Moving to sentence level incrementality, consider the following experiment, with the ambigous sentence "Put the apple on the towel in the box" and the unambigous sentence "Put the apple that's on the towel in the box". In the 1-referent context, where there are 2 towels, one with an apple on it, and a pencil (distraction) and a box, those who got the ambigous instruction first look at the apple, then the towel which did not have the apple on it(since there is ambiguit in the beginning "Put the apple on the towel…"), and then put the apple in the box. In the 2-referent context, where instead of the pencil we have have instead of the pencil a napkin with an apple on it, upon hearing "Put the apple…" users look at both apples very quickly and hearing "on the towel" from the ambigous instruction fixate on the apple on the towel and hearing "in the box" put it on the box, rarely looking at the irrelevant towel. Hence with a 1-referent context there is a garden path effect where the towel is treated as the destination of the towel. Adding a visual context of 1 more apple made the garden path effect go away.

Moving beyond experiments, consider the sentence A "cuts" B, where A,B could be:
- The lumberjack, wood.
- The pastry chef, cake.
- The butcher, meat.
- The boy, paper.
- Using a saw, the boy, wood.
- Using a saw the surgeon, the bone.
- At the restaurant the surgeon, the steak.

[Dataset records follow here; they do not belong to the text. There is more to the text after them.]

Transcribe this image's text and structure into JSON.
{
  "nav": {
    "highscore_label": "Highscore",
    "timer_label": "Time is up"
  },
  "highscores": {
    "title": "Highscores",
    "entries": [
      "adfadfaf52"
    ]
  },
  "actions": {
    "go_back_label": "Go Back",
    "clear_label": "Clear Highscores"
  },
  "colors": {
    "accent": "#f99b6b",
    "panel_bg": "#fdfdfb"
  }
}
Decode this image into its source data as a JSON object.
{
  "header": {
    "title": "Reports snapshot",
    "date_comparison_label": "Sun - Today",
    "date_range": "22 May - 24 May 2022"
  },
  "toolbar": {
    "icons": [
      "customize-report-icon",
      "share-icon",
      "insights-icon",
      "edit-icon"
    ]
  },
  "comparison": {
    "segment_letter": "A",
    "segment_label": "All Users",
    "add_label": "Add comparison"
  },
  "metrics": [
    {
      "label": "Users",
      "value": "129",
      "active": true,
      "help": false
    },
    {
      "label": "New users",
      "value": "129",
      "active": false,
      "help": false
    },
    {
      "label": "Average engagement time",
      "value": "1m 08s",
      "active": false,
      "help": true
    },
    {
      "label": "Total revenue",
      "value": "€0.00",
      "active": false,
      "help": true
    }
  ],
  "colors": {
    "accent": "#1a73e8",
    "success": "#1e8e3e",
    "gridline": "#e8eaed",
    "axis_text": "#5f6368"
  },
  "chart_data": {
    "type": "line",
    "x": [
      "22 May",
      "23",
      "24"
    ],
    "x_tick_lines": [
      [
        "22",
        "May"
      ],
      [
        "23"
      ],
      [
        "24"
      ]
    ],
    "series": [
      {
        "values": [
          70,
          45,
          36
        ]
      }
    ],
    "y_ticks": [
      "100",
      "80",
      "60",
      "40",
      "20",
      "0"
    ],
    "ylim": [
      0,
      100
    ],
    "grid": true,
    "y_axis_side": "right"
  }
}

The word "cut" hence occupies a region in the state space which is like an attractor state from A, and a repeller state to B, kind of like a bottle-neck, allowing for the word cut to have even metaphorical meaning, e.g. "those words really cut in to me". This dynamical systems perspective is in constrast to the static tree based representation of "things".

Moving onto dynamics of language across two people, there is the following experiment. 2 speakers, a male and female, say a story which is recorded. They are both super-imposed in a way that you can see one of them if you look just right, and this is shown to 2 listeners, one of whom is asked to concentrate on the male speaker, the other on the female speaker. We see that the EEG signal of the person listening to the male speaker is more correlated with the male speaker's EEG signal than the female speakers EEG activity and vice versa, since they are thinking about the event they had just listened to. Other thant that, there are also experiments showing coupled eye movement and also coupled postural sway between conversational partners. These are 3 examples where a brain and body of 1 person having a conversation with the brain and body of another person gets correlated with the sway, eye-movement and brain activity, behaving a little bit like 1 system, a dynamical system which is coordinated in a fashion to solve a puzzle, carry out a coherent conversation, finish each others sentences once in a while etc.